The 1950s building, which serves as a community hub throughout the week, originally had underfloor heating and has since had solar panels installed. Its failing boiler had struggled for two years to make an impact on the space, however, and any replacement would have had to be fossil fuel-free.

Four air-source heat pumps supply the system with warm water, taking electricity from the solar panels. A pioneering technique that eliminated the need to dig up and rebuild the entire floor was used to lay the 400m² of heating pipes. The system aims to heat only the first 3m of air, to avoid heat vanishing into high roof voids.

St Boniface’s, WhiptonChannels of pipe work for the underfloor heating are installed

The whole project has cost in the region of £180,000. The biggest component has come from a Stage 2 capital grant from the C of E’s Net Zero Carbon Programme. Funding also came from the Garfield Weston Foundation, and £30,000 was raised by the church itself.

“It’s a delightfully simple system,” the Priest-in-Charge, the Revd Carl Robinson, said on Monday. “It maintains its temperature and can be on low and slow now for the next four months, right through the winter, without any intervention.

“We’d been trying our best to manage the system as it was and not to spend an eye- watering amount of money on heating, as most churches do.

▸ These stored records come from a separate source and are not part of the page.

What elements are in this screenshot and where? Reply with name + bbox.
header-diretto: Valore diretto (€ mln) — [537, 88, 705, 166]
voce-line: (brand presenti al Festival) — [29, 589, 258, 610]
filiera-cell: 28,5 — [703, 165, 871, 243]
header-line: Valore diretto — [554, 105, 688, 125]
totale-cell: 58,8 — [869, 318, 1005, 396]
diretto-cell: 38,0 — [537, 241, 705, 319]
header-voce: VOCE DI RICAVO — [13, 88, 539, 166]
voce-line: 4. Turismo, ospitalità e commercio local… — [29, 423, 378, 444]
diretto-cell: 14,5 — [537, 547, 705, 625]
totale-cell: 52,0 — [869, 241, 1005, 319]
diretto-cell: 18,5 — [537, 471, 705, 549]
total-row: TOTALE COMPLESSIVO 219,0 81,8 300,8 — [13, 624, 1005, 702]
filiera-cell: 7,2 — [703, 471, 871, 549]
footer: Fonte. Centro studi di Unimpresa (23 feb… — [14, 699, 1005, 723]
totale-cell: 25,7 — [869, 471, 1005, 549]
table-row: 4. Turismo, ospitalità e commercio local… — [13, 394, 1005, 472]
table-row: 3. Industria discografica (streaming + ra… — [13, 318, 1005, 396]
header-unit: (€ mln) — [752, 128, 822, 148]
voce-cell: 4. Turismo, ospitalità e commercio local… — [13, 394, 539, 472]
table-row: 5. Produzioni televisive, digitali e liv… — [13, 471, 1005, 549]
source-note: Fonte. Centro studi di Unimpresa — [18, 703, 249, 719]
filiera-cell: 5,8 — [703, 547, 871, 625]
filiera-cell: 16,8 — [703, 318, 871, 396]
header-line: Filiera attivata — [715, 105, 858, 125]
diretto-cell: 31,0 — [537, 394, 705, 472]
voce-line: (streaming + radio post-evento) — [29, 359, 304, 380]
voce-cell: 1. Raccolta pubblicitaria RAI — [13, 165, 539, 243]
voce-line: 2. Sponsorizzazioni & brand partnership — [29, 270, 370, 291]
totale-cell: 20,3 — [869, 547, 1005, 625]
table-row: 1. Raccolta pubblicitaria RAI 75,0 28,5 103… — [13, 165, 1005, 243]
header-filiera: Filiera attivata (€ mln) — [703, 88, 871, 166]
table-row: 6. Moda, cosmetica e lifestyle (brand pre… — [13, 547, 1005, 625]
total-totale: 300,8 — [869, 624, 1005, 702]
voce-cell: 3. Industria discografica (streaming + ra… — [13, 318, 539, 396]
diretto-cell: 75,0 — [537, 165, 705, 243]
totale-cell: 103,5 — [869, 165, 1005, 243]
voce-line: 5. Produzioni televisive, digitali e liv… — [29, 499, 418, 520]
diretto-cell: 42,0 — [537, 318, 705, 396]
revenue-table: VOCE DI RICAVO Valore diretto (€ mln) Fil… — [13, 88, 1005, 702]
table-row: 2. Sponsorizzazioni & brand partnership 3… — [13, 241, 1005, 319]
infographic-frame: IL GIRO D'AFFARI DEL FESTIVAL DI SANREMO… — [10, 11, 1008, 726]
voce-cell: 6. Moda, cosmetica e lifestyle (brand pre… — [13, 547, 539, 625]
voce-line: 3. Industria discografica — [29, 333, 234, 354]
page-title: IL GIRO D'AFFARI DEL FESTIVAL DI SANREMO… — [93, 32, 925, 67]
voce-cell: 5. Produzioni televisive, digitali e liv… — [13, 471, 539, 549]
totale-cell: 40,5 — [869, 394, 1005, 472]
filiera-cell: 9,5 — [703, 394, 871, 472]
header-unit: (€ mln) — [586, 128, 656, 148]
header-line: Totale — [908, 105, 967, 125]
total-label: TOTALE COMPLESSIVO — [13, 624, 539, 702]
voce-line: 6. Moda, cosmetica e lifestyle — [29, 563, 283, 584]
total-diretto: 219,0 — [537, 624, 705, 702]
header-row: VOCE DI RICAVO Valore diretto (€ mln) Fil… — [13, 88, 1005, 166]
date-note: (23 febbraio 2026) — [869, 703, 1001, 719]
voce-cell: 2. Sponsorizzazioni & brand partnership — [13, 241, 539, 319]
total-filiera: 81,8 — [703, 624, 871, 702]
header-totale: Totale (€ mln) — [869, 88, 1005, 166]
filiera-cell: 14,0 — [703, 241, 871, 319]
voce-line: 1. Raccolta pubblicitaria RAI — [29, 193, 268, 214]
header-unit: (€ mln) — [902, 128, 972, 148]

The proof will be in the pudding — we’ll have to run it for a year and how it compares — but we’re hoping we can save a bit of money and employ a youth worker. For the moment, we’re just so happy to be back in.”

The “amazing” congregation had given sacrificially, he said. “One thing we did was a GoFund me [appeal] which we sent out to friends all over the country to pass on, to get us up and running to develop the project. It’s been really good.”

Mr Robinson praised the local contractors and the quality of the work. In January, as a demonstrator church, it will be putting on an open day for churches and dioceses that may wish to go down the same route.